Orang tuanya hanya memilih hidup sendiri-sendiri, tanpa bergantung satu sama lain lagi. Mereka masih ada dan masih bisa menyayangi Lily juga Aster, hanya dilakukan secara terpisah.
Lily menghampiri papanya yang sedang membaca koran ditemani secangkir kopi hitam. Lily sengaja berdiri berlama-lama agar papanya menyadari kehadirannya sendiri.
"Eh anak papa udah cantik. Pake baju baru lagi." Lily beralih duduk disamping papanya.
"Cantik ya pa bajunya? Lily suka."
"Suka? Mau papa beliin lagi?"
"Eh, gak usah pa. Usaha papakan baru aja dibuka nih. Nanti aja kalau papa udah punya duit banyak Lily beliin yang banyak ya?"

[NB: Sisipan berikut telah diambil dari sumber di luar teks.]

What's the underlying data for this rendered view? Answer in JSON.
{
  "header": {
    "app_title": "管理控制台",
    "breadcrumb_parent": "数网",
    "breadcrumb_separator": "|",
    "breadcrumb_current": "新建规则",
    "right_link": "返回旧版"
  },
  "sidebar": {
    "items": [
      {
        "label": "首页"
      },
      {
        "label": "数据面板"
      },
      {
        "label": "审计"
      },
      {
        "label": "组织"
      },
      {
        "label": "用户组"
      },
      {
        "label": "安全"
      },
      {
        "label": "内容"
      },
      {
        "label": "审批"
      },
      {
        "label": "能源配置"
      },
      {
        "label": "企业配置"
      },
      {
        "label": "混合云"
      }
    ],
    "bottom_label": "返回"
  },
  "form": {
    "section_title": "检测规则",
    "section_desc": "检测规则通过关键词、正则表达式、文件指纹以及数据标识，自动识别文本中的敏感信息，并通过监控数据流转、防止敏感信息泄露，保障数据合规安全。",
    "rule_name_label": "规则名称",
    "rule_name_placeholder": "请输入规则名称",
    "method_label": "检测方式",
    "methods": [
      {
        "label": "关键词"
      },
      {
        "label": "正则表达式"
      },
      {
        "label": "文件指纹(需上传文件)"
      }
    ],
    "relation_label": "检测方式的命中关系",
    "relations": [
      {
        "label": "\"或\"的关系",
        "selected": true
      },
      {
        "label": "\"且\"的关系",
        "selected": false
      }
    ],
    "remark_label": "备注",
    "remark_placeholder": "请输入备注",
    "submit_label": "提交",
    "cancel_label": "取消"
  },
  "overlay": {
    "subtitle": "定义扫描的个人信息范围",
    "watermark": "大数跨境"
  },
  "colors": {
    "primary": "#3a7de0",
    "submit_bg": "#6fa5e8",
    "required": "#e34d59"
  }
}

"Iya, doain aja ya." Papa Lily kembali fokus pada korannya. Untuk sesaat Lily hanyut dalam suasana tenang pagi yang cerah ini.
"Pa, papa gak kerja?"
"Papakan pengusaha, bebas menentukan hari libur papa, hebatkan?" Lily mengangguk antusias.
"Terus tante kok gak kelihatan?"
"Dia kerja dengan waktu yang sudah ditentukan. Tidak seperti papa." Lily meringis, kemudian masuk kedalam pelukan papanya.
"Bahkan di hari minggu?" Papa Lily mengangguk.
"Ly, semalam kamu minta papa bawa kamu pergi, apa yang kamu maksud kamu akan ikut papa ke Malaysia?" Ujar Arya melipat korannya dan membalas pelukan anaknya.
Lily berfikir sejenak. "Untuk itu Lily masih harus berfikir yang panjaaang banget. Papa punya tante yang selalu ada buat papa. Kalau mama cuma punya aku sama Aster." Papa Lily tersenyum lembut.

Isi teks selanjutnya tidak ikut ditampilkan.